Fig 2. Alcohol impairs NETosis in response to CLP.

A, Western blot of PAD-4 and neutrophil elastase expression in peritoneal cells (neutrophils) and peritoneal fluid from alcohol-administered and control (saline-challenged) mice at 24 h post-CLP. n = 3 mice/group from two independent experiments. B. Relative band densities normalized against neutrophil elastase are representative of the blots. C-D, Peritoneal cells (neutrophils) harvested from alcohol-challenged and control (saline-challenged) mice at 24 h post-CLP were washed with saline (0 h), added SYTOX Green and allowed to monitor NETosis for 8 h and then were fixed.
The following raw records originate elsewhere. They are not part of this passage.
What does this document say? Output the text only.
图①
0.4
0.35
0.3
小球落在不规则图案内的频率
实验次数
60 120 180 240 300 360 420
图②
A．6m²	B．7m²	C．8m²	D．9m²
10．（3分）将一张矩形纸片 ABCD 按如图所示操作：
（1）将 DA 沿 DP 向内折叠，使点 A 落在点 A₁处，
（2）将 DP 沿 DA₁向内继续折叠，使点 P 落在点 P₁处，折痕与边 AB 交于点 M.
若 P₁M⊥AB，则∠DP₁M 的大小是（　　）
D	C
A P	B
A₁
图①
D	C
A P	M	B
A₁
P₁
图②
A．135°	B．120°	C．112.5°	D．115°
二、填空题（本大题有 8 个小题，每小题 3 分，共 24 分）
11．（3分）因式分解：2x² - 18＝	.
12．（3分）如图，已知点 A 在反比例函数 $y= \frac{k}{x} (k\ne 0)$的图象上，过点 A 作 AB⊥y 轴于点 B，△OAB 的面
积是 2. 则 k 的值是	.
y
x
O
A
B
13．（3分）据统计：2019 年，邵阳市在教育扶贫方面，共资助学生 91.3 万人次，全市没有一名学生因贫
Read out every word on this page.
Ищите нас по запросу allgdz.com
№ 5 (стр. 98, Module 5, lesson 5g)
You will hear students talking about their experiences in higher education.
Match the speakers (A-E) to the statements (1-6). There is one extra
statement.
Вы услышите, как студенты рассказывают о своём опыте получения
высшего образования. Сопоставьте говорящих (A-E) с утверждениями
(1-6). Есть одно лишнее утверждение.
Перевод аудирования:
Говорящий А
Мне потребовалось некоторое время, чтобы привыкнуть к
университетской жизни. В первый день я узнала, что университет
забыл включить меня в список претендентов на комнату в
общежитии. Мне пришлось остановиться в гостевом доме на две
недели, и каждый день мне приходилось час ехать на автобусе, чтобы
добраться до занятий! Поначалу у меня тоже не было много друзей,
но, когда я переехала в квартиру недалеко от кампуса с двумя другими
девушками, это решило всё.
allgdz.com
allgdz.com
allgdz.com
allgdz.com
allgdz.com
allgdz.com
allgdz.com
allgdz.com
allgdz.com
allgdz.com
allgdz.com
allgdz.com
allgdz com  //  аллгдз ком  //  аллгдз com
Neutrophils were stained with DAPI to stain DNA and citrullinated H3 Ab (α-H3Cit) to visualize citrullinated histone. Double-positive cells are indicated by arrowheads as evidence of NETosis. Images presented are representative of two independent experiments (n = 5-7/group). E, Twenty random images were selected from three experiments and quantified for the presence of double-positive (SYTOX Green and H3Cit) peritoneal cells (neutrophils) from alcohol-administered and control mice. n = 5-8/group. F, Kinetic analysis of NETosis by peritoneal cells (neutrophils) harvested from alcohol-administered and control mice, washed with saline, and NETosis was measured up to 8 h. Relative fluorescence intensity (RFU) was determined to evaluate NETosis each hour up until 8 h of in vitro culture. n = 6-9/group. G, Evaluation of NETosis by SEM. Peritoneal cells (neutrophils) harvested from alcohol-administered and control mice after CLP were analyzed by SEM. Presence of long thread-like structures is evidence of NETosis. Images presented are representative of two independent experiments (n = 5-8/group). *, p<0.05. NET forming peritoneal cells (neutrophils) are indicated by the arrows on merged images and original magnification 20x. SEM original magnification 8000x.